Shelby Co. Commission, municipal police departments hope to deploy surveillance cameras soon

Shelby County Commission, municipal police hope to deploy security cameras across county soon

MEMPHIS, Tenn. (WMC) - Shelby County Commissioners and municipal police departments say they’re getting closer to deploying hundreds of surveillance cameras across the county.

Officials hope the cameras could be up and running in the next few months.

“We want to be strategic in the way they are placed so they become a resource and not a liability,” said Mark Billingsley, Shelby County Commission Chairman.

At a meeting earlier this month, county leaders and officials from police departments in Memphis, Bartlett, Collierville, Germantown, Millington and the Shelby County Sheriff's Office tried to get on the same page about commissioners' plans to spend $1.6 million on security cameras countywide, with $125,000 earmarked for cameras for each of the 13 commission districts.

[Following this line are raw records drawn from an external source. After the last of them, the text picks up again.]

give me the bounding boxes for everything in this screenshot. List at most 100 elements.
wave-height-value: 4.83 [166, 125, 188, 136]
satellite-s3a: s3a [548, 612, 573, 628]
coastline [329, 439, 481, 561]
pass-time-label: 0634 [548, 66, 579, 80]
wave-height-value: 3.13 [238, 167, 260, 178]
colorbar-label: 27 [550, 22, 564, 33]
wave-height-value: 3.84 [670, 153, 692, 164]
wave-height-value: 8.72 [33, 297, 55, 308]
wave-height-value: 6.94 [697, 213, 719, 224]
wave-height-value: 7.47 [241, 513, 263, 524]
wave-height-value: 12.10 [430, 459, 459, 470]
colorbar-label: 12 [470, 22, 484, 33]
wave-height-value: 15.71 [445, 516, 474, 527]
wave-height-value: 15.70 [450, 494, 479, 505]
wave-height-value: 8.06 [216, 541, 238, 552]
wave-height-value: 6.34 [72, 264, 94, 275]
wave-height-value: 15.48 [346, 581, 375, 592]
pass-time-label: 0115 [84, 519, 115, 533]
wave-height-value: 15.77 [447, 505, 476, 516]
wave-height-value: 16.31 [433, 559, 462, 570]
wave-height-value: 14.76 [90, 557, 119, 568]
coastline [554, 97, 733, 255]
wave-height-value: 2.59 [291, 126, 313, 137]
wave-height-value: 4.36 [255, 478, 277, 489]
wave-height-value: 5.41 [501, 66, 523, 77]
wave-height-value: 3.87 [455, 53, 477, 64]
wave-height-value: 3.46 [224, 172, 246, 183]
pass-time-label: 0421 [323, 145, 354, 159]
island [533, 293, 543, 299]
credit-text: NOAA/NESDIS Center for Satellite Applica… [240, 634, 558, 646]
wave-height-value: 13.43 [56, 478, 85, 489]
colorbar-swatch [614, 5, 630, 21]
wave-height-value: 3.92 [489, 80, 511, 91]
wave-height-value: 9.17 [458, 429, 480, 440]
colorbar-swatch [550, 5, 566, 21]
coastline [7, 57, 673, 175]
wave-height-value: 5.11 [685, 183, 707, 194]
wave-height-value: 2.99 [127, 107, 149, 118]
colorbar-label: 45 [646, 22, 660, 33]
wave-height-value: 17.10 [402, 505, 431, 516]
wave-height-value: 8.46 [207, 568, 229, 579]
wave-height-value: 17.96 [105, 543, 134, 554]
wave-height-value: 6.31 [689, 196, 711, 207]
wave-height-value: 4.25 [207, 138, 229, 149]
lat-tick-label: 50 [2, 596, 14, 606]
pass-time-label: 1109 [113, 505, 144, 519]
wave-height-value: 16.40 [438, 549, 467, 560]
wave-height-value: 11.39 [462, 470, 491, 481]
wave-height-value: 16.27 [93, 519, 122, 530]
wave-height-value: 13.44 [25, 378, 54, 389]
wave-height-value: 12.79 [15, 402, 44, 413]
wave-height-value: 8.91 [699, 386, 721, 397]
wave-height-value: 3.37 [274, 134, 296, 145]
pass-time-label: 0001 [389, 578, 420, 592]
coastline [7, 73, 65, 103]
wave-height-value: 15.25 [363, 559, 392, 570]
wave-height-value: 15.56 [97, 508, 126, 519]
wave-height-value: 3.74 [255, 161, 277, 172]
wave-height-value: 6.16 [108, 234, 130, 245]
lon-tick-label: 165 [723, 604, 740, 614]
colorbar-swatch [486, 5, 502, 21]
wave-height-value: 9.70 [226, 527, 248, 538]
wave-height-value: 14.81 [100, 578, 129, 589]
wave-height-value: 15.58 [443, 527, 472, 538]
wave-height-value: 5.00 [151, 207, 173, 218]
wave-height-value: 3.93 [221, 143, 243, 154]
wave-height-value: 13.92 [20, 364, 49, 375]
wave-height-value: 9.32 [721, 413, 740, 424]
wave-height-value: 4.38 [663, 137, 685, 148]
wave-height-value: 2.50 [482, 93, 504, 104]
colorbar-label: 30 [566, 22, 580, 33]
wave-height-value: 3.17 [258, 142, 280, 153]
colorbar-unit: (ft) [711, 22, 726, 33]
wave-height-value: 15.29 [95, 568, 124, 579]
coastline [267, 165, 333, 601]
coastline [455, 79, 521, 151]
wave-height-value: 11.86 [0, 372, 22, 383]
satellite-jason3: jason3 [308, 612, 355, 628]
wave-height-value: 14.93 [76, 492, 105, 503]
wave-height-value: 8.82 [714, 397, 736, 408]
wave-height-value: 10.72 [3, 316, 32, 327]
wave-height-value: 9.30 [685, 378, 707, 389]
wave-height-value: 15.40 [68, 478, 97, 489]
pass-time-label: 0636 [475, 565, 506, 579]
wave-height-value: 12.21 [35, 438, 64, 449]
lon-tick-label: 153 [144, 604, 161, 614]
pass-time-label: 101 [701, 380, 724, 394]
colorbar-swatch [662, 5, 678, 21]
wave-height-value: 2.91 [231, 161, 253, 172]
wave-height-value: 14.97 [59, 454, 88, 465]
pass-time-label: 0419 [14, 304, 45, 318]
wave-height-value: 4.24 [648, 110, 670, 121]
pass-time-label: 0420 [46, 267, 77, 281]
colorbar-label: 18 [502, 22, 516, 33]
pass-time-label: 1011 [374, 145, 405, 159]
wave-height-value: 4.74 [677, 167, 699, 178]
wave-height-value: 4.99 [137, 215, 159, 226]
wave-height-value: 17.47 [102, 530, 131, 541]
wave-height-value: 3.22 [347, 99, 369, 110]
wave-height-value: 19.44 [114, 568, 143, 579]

The plan would include additional monitoring in Memphis where more than 2,000 cameras watch over about 500 locations and get municipalities in on the surveillance.

“There are ways that we can use cameras in side our city to help us along when crimes occur and to try to deter those crimes,” said Jeff Cox, Bartlett Police assistant chief.

Assistant Bartlett Police Chief Jeff Cox was part of the talks and shared thoughts with commissioners Wednesday as they got an update on the process.

It’s an idea that gained traction weeks ago – give the departments themselves money to fund the cameras in the form of a grant – and let them decide what type of cameras to purchase – and how to run the program which includes preserving the video.

“It helps to be able to manage those systems. It also gives us access when we need them if something occurs,” said Cox.

Commission Chairman Mark Billingsley says the county would foot the bill for the cameras initially, including set up costs.

However, it's likely municipalities would eventually be expected to cover costs of maintenance.

It's also possible they could set up their own camera programs, piggybacking off the county's effort.

“The need for cameras is different in every area of the county,” said Billingsley.